I don’t know about my teammates, but I always feel a bit guilty desecrating the plants in this fashion. We also, at the request of Bob, are helping out some scientists that we’ve never met from across the country. These people have asked us to do things like insert soil probes into our plots, probes which made a horrendous tearing sound as they sliced through the root structures of our science. The other audacious researcher told us to pick leaves from plants inside the plots- the very idea! However, we grimly did as we were told… weeping all the while.
I’d like to go back to Barrow, but I am getting work and sleeping done here, so what more can I ask for? I have my health. Well, I do now. There are little to no lingering effects of my illness of last week. I’m sure the bulk of the credit for my return to health should go to Hiroki, who kindly presented me with a water-resistant paper crane. I feel ever so much better. Well, my finger hurts a bit, but that has more to do with the fact that I cut it with the bumble bee scissors than with my general health.
Could I BE wearing any more clothes?
I’ve been wearing matching socks for a whole six weeks now. Normally I have more important things to do than make sure that both socks I grab from my jumbly sock drawer are the same color or pattern (though I do try to match height and weight, for reasons of sensory symmetry). In Alaska my dedication to Earnest Science has prevailed, and I wear matching footwear.
The rest of my wardrobe tends to be rather more brightly colorful than that of my companions, as I am outfitted with yellow, periwinkle, and green while the rest of the team wears black, navy, or deep red. The crayon-print pajama pants and star-print hat in particular have earned comments, but my colleagues promise that they are not embarrassed to be seen with me…

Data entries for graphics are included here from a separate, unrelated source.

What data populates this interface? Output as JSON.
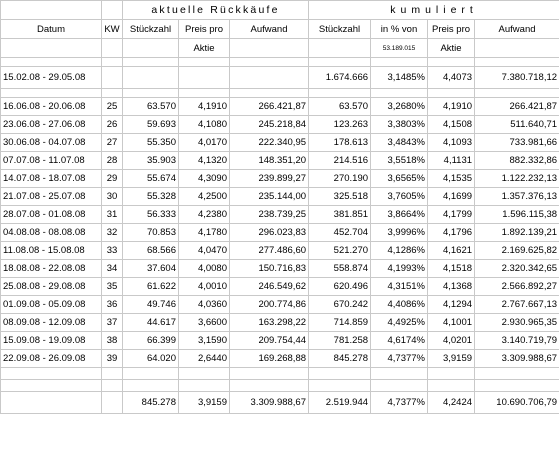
{
  "header": {
    "group_current": "aktuelle Rückkäufe",
    "group_cumulative": "kumuliert",
    "columns": {
      "datum": "Datum",
      "kw": "KW",
      "stueckzahl": "Stückzahl",
      "preis_pro": "Preis pro",
      "aktie": "Aktie",
      "aufwand": "Aufwand",
      "cum_stueckzahl": "Stückzahl",
      "in_prozent_von": "in % von",
      "basis": "53.189.015",
      "cum_preis_pro": "Preis pro",
      "cum_aktie": "Aktie",
      "cum_aufwand": "Aufwand"
    }
  },
  "opening_row": {
    "datum": "15.02.08 - 29.05.08",
    "cum_stueck": "1.674.666",
    "cum_pct": "3,1485%",
    "cum_preis": "4,4073",
    "cum_aufwand": "7.380.718,12"
  },
  "rows": [
    {
      "datum": "16.06.08 - 20.06.08",
      "kw": "25",
      "stueck": "63.570",
      "preis": "4,1910",
      "aufwand": "266.421,87",
      "cum_stueck": "63.570",
      "cum_pct": "3,2680%",
      "cum_preis": "4,1910",
      "cum_aufwand": "266.421,87"
    },
    {
      "datum": "23.06.08 - 27.06.08",
      "kw": "26",
      "stueck": "59.693",
      "preis": "4,1080",
      "aufwand": "245.218,84",
      "cum_stueck": "123.263",
      "cum_pct": "3,3803%",
      "cum_preis": "4,1508",
      "cum_aufwand": "511.640,71"
    },
    {
      "datum": "30.06.08 - 04.07.08",
      "kw": "27",
      "stueck": "55.350",
      "preis": "4,0170",
      "aufwand": "222.340,95",
      "cum_stueck": "178.613",
      "cum_pct": "3,4843%",
      "cum_preis": "4,1093",
      "cum_aufwand": "733.981,66"
    },
    {
      "datum": "07.07.08 - 11.07.08",
      "kw": "28",
      "stueck": "35.903",
      "preis": "4,1320",
      "aufwand": "148.351,20",
      "cum_stueck": "214.516",
      "cum_pct": "3,5518%",
      "cum_preis": "4,1131",
      "cum_aufwand": "882.332,86"
    },
    {
      "datum": "14.07.08 - 18.07.08",
      "kw": "29",
      "stueck": "55.674",
      "preis": "4,3090",
      "aufwand": "239.899,27",
      "cum_stueck": "270.190",
      "cum_pct": "3,6565%",
      "cum_preis": "4,1535",
      "cum_aufwand": "1.122.232,13"
    },
    {
      "datum": "21.07.08 - 25.07.08",
      "kw": "30",
      "stueck": "55.328",
      "preis": "4,2500",
      "aufwand": "235.144,00",
      "cum_stueck": "325.518",
      "cum_pct": "3,7605%",
      "cum_preis": "4,1699",
      "cum_aufwand": "1.357.376,13"
    },
    {
      "datum": "28.07.08 - 01.08.08",
      "kw": "31",
      "stueck": "56.333",
      "preis": "4,2380",
      "aufwand": "238.739,25",
      "cum_stueck": "381.851",
      "cum_pct": "3,8664%",
      "cum_preis": "4,1799",
      "cum_aufwand": "1.596.115,38"
    },
    {
      "datum": "04.08.08 - 08.08.08",
      "kw": "32",
      "stueck": "70.853",
      "preis": "4,1780",
      "aufwand": "296.023,83",
      "cum_stueck": "452.704",
      "cum_pct": "3,9996%",
      "cum_preis": "4,1796",
      "cum_aufwand": "1.892.139,21"
    },
    {
      "datum": "11.08.08 - 15.08.08",
      "kw": "33",
      "stueck": "68.566",
      "preis": "4,0470",
      "aufwand": "277.486,60",
      "cum_stueck": "521.270",
      "cum_pct": "4,1286%",
      "cum_preis": "4,1621",
      "cum_aufwand": "2.169.625,82"
    },
    {
      "datum": "18.08.08 - 22.08.08",
      "kw": "34",
      "stueck": "37.604",
      "preis": "4,0080",
      "aufwand": "150.716,83",
      "cum_stueck": "558.874",
      "cum_pct": "4,1993%",
      "cum_preis": "4,1518",
      "cum_aufwand": "2.320.342,65"
    },
    {
      "datum": "25.08.08 - 29.08.08",
      "kw": "35",
      "stueck": "61.622",
      "preis": "4,0010",
      "aufwand": "246.549,62",
      "cum_stueck": "620.496",
      "cum_pct": "4,3151%",
      "cum_preis": "4,1368",
      "cum_aufwand": "2.566.892,27"
    },
    {
      "datum": "01.09.08 - 05.09.08",
      "kw": "36",
      "stueck": "49.746",
      "preis": "4,0360",
      "aufwand": "200.774,86",
      "cum_stueck": "670.242",
      "cum_pct": "4,4086%",
      "cum_preis": "4,1294",
      "cum_aufwand": "2.767.667,13"
    },
    {
      "datum": "08.09.08 - 12.09.08",
      "kw": "37",
      "stueck": "44.617",
      "preis": "3,6600",
      "aufwand": "163.298,22",
      "cum_stueck": "714.859",
      "cum_pct": "4,4925%",
      "cum_preis": "4,1001",
      "cum_aufwand": "2.930.965,35"
    },
    {
      "datum": "15.09.08 - 19.09.08",
      "kw": "38",
      "stueck": "66.399",
      "preis": "3,1590",
      "aufwand": "209.754,44",
      "cum_stueck": "781.258",
      "cum_pct": "4,6174%",
      "cum_preis": "4,0201",
      "cum_aufwand": "3.140.719,79"
    },
    {
      "datum": "22.09.08 - 26.09.08",
      "kw": "39",
      "stueck": "64.020",
      "preis": "2,6440",
      "aufwand": "169.268,88",
      "cum_stueck": "845.278",
      "cum_pct": "4,7377%",
      "cum_preis": "3,9159",
      "cum_aufwand": "3.309.988,67"
    }
  ],
  "totals": {
    "stueck": "845.278",
    "preis": "3,9159",
    "aufwand": "3.309.988,67",
    "cum_stueck": "2.519.944",
    "cum_pct": "4,7377%",
    "cum_preis": "4,2424",
    "cum_aufwand": "10.690.706,79"
  }
}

In any case, (for me) gearing up for the field is usually a matter of deciding what three or four layers to put on- in order of how big they are and with no particular regard to color combinations. Today was no exception, though it was not the chilly Barrow field I was anticipating, but the less-than-24-hours Aqasuk trip that Jeremy and I were attempting. We were trying to go light on luggage but I was fearful of freakishly cold wind, so I just wore my field gear onto the plane.
Fortunately, Atqasuk was warm and sunny, and the rain on the horizon went around us. So did the caribou, though he was dreadfully curious- we could tell. All our field work was done after we got out to the field at three and before we were back in at nine. It would take five field days of suffering for those chumps at the Barrow site to finish everything-HA.
Oh yeah, and I’m sick. The head-cold variety. It’s not too bad, on account of the fact that I am incredibly tough. Don’t tell the rest of the team that I’m feeling poorly or they will think I’m weak- when really, it was THEY who said, “Oh, Jenny, poor Jenny, don’t you want to stay in from the field today? You look ever so ill. A day off would do you good- and of course we would stay in with you… for safety.”
I won’t let them have the satisfaction!